Na sétima série me perguntaram o que eu queria ser quando crescesse. Naquela época eu não sabia bem. Sabia que gostava muito de ler e escrever, e sabia que gostava muito daquele pessoal que aparecia na TV e falava no rádio o que acontecia no mundo. Juntei A+B e respondi “Jornalista!”

Engraçado como as coisas acontecem. Depois eu meio que desisti da ideia. Sem muito apoio de pais e professores e com toda a pressão dos vestibulares deixei o pensamento de lado e comecei a tentar outras possibilidades. Pensei em tudo, de Letras a Engenharia Química, mas nada funcionava o suficiente. Nenhuma carreira me dava aquele friozinho na barriga, aquela coisa do tipo “nossa, é isso que eu quero fazer da vida”.
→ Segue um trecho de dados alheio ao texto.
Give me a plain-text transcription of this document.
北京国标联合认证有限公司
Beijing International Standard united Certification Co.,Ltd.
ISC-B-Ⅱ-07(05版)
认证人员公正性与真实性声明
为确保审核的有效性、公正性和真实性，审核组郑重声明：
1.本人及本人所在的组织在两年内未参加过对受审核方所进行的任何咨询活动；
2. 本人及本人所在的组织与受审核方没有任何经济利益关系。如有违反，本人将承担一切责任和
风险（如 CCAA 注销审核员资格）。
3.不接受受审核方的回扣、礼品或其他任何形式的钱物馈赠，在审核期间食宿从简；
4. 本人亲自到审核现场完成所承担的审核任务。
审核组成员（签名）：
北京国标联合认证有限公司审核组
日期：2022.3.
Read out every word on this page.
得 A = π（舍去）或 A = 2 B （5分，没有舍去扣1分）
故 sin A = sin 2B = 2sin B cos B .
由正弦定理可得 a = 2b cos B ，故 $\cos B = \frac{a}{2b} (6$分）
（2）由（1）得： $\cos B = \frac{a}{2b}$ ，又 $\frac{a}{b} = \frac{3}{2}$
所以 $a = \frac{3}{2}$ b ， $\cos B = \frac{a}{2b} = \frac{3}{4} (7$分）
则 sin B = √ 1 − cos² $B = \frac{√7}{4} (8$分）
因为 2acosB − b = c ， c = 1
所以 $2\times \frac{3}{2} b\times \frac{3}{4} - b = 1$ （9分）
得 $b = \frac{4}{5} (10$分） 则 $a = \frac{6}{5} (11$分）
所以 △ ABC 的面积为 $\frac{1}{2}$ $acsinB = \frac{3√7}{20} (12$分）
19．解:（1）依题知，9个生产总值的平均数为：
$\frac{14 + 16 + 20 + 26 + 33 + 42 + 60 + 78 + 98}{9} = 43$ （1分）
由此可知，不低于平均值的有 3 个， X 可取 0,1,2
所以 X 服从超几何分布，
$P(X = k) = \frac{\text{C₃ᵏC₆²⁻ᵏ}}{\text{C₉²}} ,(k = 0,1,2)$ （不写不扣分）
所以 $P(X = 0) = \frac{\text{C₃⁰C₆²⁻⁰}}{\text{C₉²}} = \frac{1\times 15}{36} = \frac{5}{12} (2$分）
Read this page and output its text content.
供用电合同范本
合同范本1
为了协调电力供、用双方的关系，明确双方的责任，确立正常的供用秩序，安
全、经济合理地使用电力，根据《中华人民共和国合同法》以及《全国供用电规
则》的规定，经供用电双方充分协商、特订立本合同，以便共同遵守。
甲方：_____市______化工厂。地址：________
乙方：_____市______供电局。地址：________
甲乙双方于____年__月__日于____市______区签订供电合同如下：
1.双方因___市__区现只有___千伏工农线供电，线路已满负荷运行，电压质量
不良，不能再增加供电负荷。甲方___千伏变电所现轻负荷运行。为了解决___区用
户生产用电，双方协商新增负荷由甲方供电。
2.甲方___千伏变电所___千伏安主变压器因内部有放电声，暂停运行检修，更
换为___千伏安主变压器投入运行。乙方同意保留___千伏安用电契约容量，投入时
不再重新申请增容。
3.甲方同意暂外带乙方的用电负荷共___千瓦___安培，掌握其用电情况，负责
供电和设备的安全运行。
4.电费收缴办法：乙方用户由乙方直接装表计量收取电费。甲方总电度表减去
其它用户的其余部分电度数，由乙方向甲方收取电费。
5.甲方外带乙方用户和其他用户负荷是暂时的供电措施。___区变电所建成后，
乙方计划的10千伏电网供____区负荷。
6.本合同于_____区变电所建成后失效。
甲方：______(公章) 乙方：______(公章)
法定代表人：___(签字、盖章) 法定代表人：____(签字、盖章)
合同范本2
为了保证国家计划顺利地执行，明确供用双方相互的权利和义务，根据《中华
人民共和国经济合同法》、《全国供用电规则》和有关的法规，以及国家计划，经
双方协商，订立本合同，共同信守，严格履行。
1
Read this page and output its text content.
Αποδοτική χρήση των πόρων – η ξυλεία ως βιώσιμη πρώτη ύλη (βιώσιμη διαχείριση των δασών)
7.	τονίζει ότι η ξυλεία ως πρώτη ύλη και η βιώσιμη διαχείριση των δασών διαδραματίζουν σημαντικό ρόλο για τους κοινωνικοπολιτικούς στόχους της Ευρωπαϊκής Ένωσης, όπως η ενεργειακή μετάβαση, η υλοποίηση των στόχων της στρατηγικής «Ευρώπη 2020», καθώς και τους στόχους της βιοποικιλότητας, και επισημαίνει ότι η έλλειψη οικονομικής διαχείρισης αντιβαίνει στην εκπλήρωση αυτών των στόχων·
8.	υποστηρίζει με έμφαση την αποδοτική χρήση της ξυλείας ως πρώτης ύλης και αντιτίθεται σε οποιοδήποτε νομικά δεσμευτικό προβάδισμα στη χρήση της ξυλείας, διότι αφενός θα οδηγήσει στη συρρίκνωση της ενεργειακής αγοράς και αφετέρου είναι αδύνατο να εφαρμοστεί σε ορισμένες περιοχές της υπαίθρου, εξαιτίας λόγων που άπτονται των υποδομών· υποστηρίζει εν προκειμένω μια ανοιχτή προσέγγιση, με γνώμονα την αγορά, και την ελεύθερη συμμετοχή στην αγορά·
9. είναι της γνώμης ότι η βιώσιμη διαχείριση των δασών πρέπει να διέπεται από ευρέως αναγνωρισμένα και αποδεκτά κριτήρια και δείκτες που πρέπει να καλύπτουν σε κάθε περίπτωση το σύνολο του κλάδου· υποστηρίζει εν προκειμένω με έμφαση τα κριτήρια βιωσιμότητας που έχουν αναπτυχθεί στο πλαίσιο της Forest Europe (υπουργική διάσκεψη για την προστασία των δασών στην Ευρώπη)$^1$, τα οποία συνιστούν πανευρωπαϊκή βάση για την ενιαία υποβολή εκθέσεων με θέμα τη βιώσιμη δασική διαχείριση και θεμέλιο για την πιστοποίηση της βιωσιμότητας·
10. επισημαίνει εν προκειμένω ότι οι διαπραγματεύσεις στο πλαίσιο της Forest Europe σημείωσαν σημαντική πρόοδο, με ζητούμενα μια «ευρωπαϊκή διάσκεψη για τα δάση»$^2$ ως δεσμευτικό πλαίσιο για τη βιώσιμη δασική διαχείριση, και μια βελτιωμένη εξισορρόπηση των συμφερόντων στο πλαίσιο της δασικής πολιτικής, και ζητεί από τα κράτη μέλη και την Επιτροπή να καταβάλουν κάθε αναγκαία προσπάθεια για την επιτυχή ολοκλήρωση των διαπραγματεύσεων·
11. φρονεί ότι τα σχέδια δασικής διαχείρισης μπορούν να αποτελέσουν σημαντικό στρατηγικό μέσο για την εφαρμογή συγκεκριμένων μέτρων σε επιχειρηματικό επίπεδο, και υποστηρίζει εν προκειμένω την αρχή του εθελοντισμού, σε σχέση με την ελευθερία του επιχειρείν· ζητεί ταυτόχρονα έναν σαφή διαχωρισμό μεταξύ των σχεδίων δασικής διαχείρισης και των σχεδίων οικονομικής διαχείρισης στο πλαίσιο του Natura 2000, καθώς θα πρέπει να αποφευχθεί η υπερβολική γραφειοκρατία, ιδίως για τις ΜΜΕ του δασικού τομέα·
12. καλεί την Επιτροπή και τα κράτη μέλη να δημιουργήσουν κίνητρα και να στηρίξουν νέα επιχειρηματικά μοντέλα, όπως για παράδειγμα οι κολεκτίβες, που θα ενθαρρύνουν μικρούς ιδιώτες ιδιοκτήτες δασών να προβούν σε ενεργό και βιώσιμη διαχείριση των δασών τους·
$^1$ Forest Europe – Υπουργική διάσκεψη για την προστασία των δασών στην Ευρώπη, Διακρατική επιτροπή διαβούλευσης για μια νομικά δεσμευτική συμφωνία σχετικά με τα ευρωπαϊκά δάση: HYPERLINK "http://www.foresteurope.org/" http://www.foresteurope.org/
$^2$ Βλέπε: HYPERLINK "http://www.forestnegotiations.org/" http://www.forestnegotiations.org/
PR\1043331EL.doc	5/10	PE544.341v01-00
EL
Tudo me levava de volta àquele sonho de escrever uma notícia que todo mundo vai ler, e por minha causa vão saber o que está acontecendo. E aí, no terceiro ano eu liguei o “foda-se” pra quem fosse contra e decidi: Vou fazer jornalismo. E na sequência uma bomba. Jornalista não precisa mais de diploma. Mais zoação por parte dos primos e de quem quer que fosse. Mas o meu “foda-se” já estava ligado. Era isso que eu queria e acabou.

Tudo azul, eu ainda estava com um pouco de medo de ter escolhido errado, mas no fundo eu sabia que era a escolha certa. E então, mais um balde de água fria. Que faculdade fazer? USP? Não passei. Casper? A aparelhagem da faculdade é sucateada da Gazeta. Mackenzie? Longe pra burro! Metodista? Metodista! Não é longe de casa, é uma ótima faculdade de comunicação e eu já tinha carona garantida no primeiro ano. Problema resolvido, matrícula feita e de repente já era fevereiro e eu já tinha que ir pra faculdade.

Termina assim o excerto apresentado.